The coalition, a student group that has advocated for these spaces, wants ASU to do more to add staff and resources to the rooms and make it clear that this is a space for students. of color.

“We didn’t expect it to go viral or anything,” said Qureshi, the other student in the video. “We expected ASU to make tougher decisions about how to make sure this is a safe space.”

Beckerman, the male student with the laptop sticker, said in a statement provided by his attorney that he was “devastated that this misunderstanding is being highlighted by others in a way that perpetuates the continued racial divide. in this country”.
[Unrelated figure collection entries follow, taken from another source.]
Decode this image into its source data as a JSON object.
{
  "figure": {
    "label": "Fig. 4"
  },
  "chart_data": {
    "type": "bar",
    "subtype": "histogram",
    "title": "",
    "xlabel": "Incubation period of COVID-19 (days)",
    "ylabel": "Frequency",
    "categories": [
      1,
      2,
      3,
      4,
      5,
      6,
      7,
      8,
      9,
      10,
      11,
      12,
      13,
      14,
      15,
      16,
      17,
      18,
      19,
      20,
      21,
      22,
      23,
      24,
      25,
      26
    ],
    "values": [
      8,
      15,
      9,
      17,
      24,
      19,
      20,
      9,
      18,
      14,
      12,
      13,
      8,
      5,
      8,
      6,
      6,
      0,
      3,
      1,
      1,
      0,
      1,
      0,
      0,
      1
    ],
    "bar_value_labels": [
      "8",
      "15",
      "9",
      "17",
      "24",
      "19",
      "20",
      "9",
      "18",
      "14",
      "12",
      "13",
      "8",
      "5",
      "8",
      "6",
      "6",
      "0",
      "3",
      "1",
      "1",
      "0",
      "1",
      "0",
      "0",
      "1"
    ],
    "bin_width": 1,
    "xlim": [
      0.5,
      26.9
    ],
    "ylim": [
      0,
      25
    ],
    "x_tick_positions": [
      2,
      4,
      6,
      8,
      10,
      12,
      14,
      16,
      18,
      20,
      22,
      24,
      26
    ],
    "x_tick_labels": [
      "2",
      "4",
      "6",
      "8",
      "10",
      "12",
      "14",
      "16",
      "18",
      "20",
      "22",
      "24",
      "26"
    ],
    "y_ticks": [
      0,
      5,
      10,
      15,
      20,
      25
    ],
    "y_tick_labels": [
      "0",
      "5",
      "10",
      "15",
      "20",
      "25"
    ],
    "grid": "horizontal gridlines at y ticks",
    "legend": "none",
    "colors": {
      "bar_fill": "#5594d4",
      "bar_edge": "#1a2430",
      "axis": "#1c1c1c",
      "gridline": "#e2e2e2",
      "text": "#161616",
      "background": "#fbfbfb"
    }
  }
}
He said he supports people who want to end racial and social injustice, as well as constructive dialogue.

“I hope what has happened can instead be a springboard for a constructive and collaborative discussion on issues that have divided us for too long so that we can all come together as instruments of meaningful change.”

ASU campuses feature multicultural spaces to “help provide a sense of belonging and support for students of color” by helping to “enhance, enrich, and elevate the identities of all historically underrepresented students” , according to the university’s website.